1. Verweerder heeft op 9 september 2020 een besluit genomen. Verzoeker is in beroep gegaan tegen het niet toekennen van dwangsom. Op 18 januari 2021 heeft verweerder een dwangsombesluit genomen. Verweerder heeft dus gedaan wat verzoeker wilde. Verzoeker heeft daarna het beroep ingetrokken en een vergoeding gevraagd voor zijn proceskosten.
2. De rechtbank kan een partij de proceskosten van de tegenpartij laten betalen (artikel 8:75 en 8:75a van de Algemene wet bestuursrecht (Awb) en het Besluit proceskosten bestuursrecht (Bpb)).
3. Verweerder heeft gereageerd op het verzoek en aangegeven dat hij geen proceskosten aan verzoeker wil betalen. Volgens verweerder is bij beschikkingen van 18 januari 2021 aan verzoeker een dwangsom toegekend van € 1.442,-. Verweerder is van mening dat er geen proceskosten zijn verschuldigd, omdat de rechtbank onbevoegd was om te oordelen inzake het beroep. Verweerder merkt daartoe op dat verzoeker alleen beroep kan instellen tegen hetgeen in de beschikking van 9 september 2020 vermeld staat. Nu hierin niets vermeld staat over de bestuurlijke dwangsom kan hiertegen geen beroep worden ingesteld. Verweerder wijst er in dit verband op dat er geen verplichting bestaat om gelijktijdig met het besluit ook een dwangsom vast te stellen. Dat verweerder zich niet aan de in 4:18 Awb genoemde termijn heeft gehouden maakt deze conclusie niet anders. Verweerder merkt op dat een
dwangsombesluit door het bestuursorgaan moet worden vastgesteld. Het indienen van een reëel beroep tegen een onderliggend besluit is niet de manier om dat te bewerkstelligen. Nu geen sprake is van een beroep wegens het niet tijdig beslissen op een aanvraag heeft de rechtbank niet de bevoegdheid om dit alsnog te doen.

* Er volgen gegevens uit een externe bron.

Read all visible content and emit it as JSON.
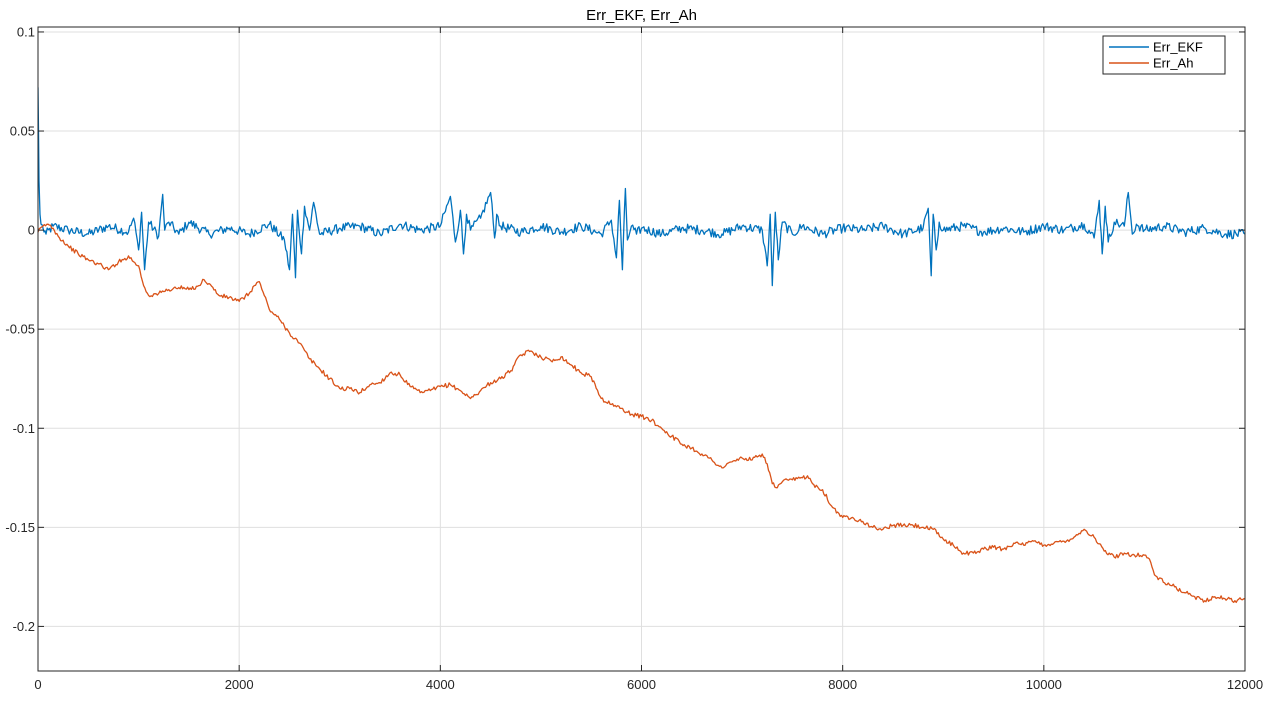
{
  "chart_data": {
    "type": "line",
    "title": "Err_EKF, Err_Ah",
    "xlabel": "",
    "ylabel": "",
    "xlim": [
      0,
      12000
    ],
    "ylim": [
      -0.2225,
      0.1025
    ],
    "xticks": [
      0,
      2000,
      4000,
      6000,
      8000,
      10000,
      12000
    ],
    "xtick_labels": [
      "0",
      "2000",
      "4000",
      "6000",
      "8000",
      "10000",
      "12000"
    ],
    "yticks": [
      0.1,
      0.05,
      0,
      -0.05,
      -0.1,
      -0.15,
      -0.2
    ],
    "ytick_labels": [
      "0.1",
      "0.05",
      "0",
      "-0.05",
      "-0.1",
      "-0.15",
      "-0.2"
    ],
    "grid": true,
    "legend_position": "top-right",
    "series": [
      {
        "name": "Err_EKF",
        "color": "#0072BD",
        "x": [
          0,
          5,
          10,
          20,
          30,
          50,
          80,
          150,
          300,
          500,
          700,
          900,
          950,
          1000,
          1030,
          1060,
          1100,
          1200,
          1240,
          1260,
          1300,
          1400,
          1500,
          1700,
          1900,
          2100,
          2300,
          2450,
          2500,
          2530,
          2560,
          2580,
          2620,
          2650,
          2700,
          2740,
          2800,
          3000,
          3200,
          3400,
          3600,
          3800,
          4000,
          4100,
          4150,
          4200,
          4230,
          4260,
          4300,
          4400,
          4500,
          4540,
          4560,
          4600,
          4800,
          5000,
          5200,
          5400,
          5600,
          5700,
          5750,
          5780,
          5810,
          5840,
          5860,
          5900,
          5950,
          6000,
          6200,
          6400,
          6600,
          6800,
          7000,
          7200,
          7250,
          7280,
          7300,
          7330,
          7360,
          7400,
          7500,
          7600,
          7800,
          8000,
          8200,
          8400,
          8600,
          8800,
          8850,
          8880,
          8900,
          8930,
          8960,
          9000,
          9200,
          9400,
          9600,
          9800,
          10000,
          10200,
          10400,
          10500,
          10550,
          10580,
          10610,
          10640,
          10700,
          10800,
          10840,
          10880,
          10920,
          11000,
          11200,
          11400,
          11600,
          11800,
          12000
        ],
        "y": [
          0.072,
          0.05,
          0.025,
          0.008,
          0.003,
          0.001,
          -0.002,
          0.002,
          0.0,
          -0.002,
          0.002,
          -0.001,
          0.006,
          -0.01,
          0.009,
          -0.02,
          0.004,
          -0.003,
          0.018,
          0.0,
          0.004,
          -0.002,
          0.004,
          -0.002,
          0.001,
          -0.002,
          0.003,
          -0.005,
          -0.02,
          0.008,
          -0.024,
          0.01,
          -0.012,
          0.012,
          0.0,
          0.014,
          -0.002,
          0.001,
          0.002,
          -0.002,
          0.003,
          0.0,
          0.002,
          0.017,
          -0.006,
          0.01,
          -0.012,
          0.008,
          0.0,
          0.006,
          0.019,
          -0.004,
          0.008,
          0.002,
          -0.001,
          0.002,
          -0.001,
          0.002,
          -0.002,
          0.005,
          -0.014,
          0.015,
          -0.02,
          0.021,
          -0.005,
          0.002,
          -0.002,
          0.001,
          -0.002,
          0.001,
          0.0,
          -0.002,
          0.002,
          0.0,
          -0.018,
          0.008,
          -0.028,
          0.009,
          -0.015,
          0.004,
          -0.002,
          0.002,
          -0.002,
          0.001,
          0.0,
          0.002,
          -0.002,
          0.001,
          0.011,
          -0.023,
          0.008,
          -0.01,
          0.004,
          0.0,
          0.002,
          -0.001,
          0.001,
          -0.001,
          0.002,
          0.0,
          0.003,
          -0.004,
          0.015,
          -0.012,
          0.012,
          -0.006,
          0.004,
          0.002,
          0.019,
          -0.002,
          0.003,
          0.0,
          0.002,
          -0.001,
          0.001,
          -0.002,
          -0.002
        ]
      },
      {
        "name": "Err_Ah",
        "color": "#D95319",
        "x": [
          0,
          50,
          100,
          150,
          200,
          300,
          400,
          500,
          600,
          700,
          800,
          850,
          900,
          950,
          1000,
          1050,
          1100,
          1200,
          1300,
          1400,
          1500,
          1600,
          1650,
          1700,
          1800,
          1900,
          2000,
          2100,
          2150,
          2200,
          2250,
          2300,
          2400,
          2500,
          2600,
          2700,
          2800,
          2900,
          3000,
          3100,
          3200,
          3300,
          3400,
          3500,
          3600,
          3700,
          3800,
          3900,
          4000,
          4100,
          4200,
          4300,
          4400,
          4500,
          4600,
          4700,
          4800,
          4900,
          5000,
          5100,
          5200,
          5300,
          5400,
          5500,
          5600,
          5700,
          5800,
          5900,
          6000,
          6100,
          6200,
          6300,
          6400,
          6500,
          6600,
          6700,
          6800,
          6900,
          7000,
          7100,
          7200,
          7250,
          7300,
          7350,
          7400,
          7500,
          7600,
          7650,
          7700,
          7800,
          7900,
          8000,
          8100,
          8200,
          8300,
          8400,
          8500,
          8600,
          8700,
          8800,
          8900,
          9000,
          9100,
          9200,
          9300,
          9400,
          9500,
          9600,
          9700,
          9800,
          9900,
          10000,
          10100,
          10200,
          10300,
          10400,
          10500,
          10600,
          10700,
          10800,
          10900,
          11000,
          11050,
          11100,
          11200,
          11300,
          11400,
          11500,
          11600,
          11700,
          11800,
          11900,
          12000
        ],
        "y": [
          -0.001,
          0.002,
          0.003,
          0.001,
          -0.003,
          -0.008,
          -0.012,
          -0.015,
          -0.017,
          -0.02,
          -0.016,
          -0.015,
          -0.013,
          -0.016,
          -0.018,
          -0.028,
          -0.033,
          -0.032,
          -0.03,
          -0.029,
          -0.03,
          -0.028,
          -0.025,
          -0.027,
          -0.033,
          -0.034,
          -0.036,
          -0.032,
          -0.028,
          -0.026,
          -0.033,
          -0.04,
          -0.045,
          -0.052,
          -0.057,
          -0.065,
          -0.07,
          -0.075,
          -0.08,
          -0.08,
          -0.082,
          -0.078,
          -0.077,
          -0.072,
          -0.073,
          -0.079,
          -0.082,
          -0.081,
          -0.079,
          -0.078,
          -0.081,
          -0.085,
          -0.081,
          -0.077,
          -0.075,
          -0.071,
          -0.063,
          -0.061,
          -0.064,
          -0.066,
          -0.064,
          -0.068,
          -0.072,
          -0.074,
          -0.085,
          -0.088,
          -0.09,
          -0.093,
          -0.094,
          -0.096,
          -0.1,
          -0.104,
          -0.108,
          -0.11,
          -0.113,
          -0.116,
          -0.12,
          -0.117,
          -0.115,
          -0.116,
          -0.113,
          -0.118,
          -0.128,
          -0.13,
          -0.127,
          -0.126,
          -0.125,
          -0.124,
          -0.128,
          -0.131,
          -0.14,
          -0.145,
          -0.145,
          -0.147,
          -0.15,
          -0.151,
          -0.149,
          -0.149,
          -0.149,
          -0.15,
          -0.151,
          -0.156,
          -0.159,
          -0.163,
          -0.163,
          -0.161,
          -0.16,
          -0.161,
          -0.158,
          -0.159,
          -0.157,
          -0.159,
          -0.158,
          -0.157,
          -0.155,
          -0.151,
          -0.155,
          -0.162,
          -0.165,
          -0.163,
          -0.164,
          -0.164,
          -0.166,
          -0.174,
          -0.178,
          -0.18,
          -0.183,
          -0.185,
          -0.187,
          -0.185,
          -0.186,
          -0.187,
          -0.186
        ]
      }
    ]
  }
}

Verweerder verzet zich derhalve tegen een veroordeling in de proceskosten.
4. De rechtbank overweegt, onder verwijzing naar artikel 4:18 Awb, dat verweerder de verschuldigdheid en de hoogte van de dwangsom binnen twee weken na de laatste dag waarover de dwangsom verschuldigd was dient vast te stellen1. Dat is in dit geval niet (op tijd) gebeurd. Verweerder heeft op 9 september 2020 een besluit genomen waarbij aan verzoeker een asielvergunning is toegekend, maar verweerder heeft zich in dit besluit niet uitgelaten over de verschuldigde dwangsom. De rechtbank volgt verweerder niet in zijn stelling dat verzoeker hiertegen niet in beroep kon komen. Niet valt in te zien dat verzoeker geen beroep zou kunnen instellen tegen het besluit, nu daarin - zijns inziens - een bepaald element ten onrechte niet door verweerder is beoordeeld. De rechtbank ziet voorts niet in waarom zij onbevoegd zou zijn om vervolgens over dat beroep te oordelen.
5. Nu verweerder
bij besluit van 18 januari 2021 alsnog een dwangsom heeft vastgesteld, is hij in feite tegemoetgekomen aan het verzoek van verzoeker. Dat verweerder er in dit geval voor heeft gekozen om de dwangsom toe te kennen in een separate beschikking maakt naar het oordeel van de rechtbank niet dat verweerder nu geen proceskosten zou zijn verschuldigd aan verzoeker. De samenhang tussen beide procedures is immers evident. Daarbij wijst de rechtbank ook op de passage die in de beschikking van 18 januari 2021 zelf staat vermeld, namelijk dat het dwangsombesluit het beroep in de lopende asielprocedure volgt (artikel 4:19 van de Awb) en dat als verzoeker het niet eens is met het bedrag van de dwangsom, hij dat dient te melden aan de rechtbank in die beroepsprocedure.
De rechtbank is dus van oordeel dat verweerder de proceskosten van verzoeker moet betalen.
6. De rechtbank wijst het verzoek toe.
7. De rechtbank stelt de proceskosten van verzoeker die verweerder moet betalen vast op
€ 267,-. Omdat de zaak alleen gaat over de vraag of de beslistermijn is overschreden wordt een wegingsfactor van 0,5 toegepast.

Beslissing

De rechtbank:
veroordeelt verweerder tot betaling van € 267,- aan proceskosten. Verweerder moet dit bedrag betalen aan verzoeker.
Deze uitspraak is gedaan door mr. M.C. Verra, rechter, in aanwezigheid van
N. Dayerizadeh, griffier.
De uitspraak is uitgesproken op
06 april 2021
en zal openbaar worden gemaakt door publicatie op rechtspraak.nl.

Documentcode: [documentcode]

Rechtsmiddel

Tegen deze uitspraak kan verzet worden ingesteld bij deze rechtbank binnen zes weken na de dag van bekendmaking. De indiener van het verzetschrift kan daarbij vragen in de gelegenheid te worden gesteld over het verzet te worden gehoord.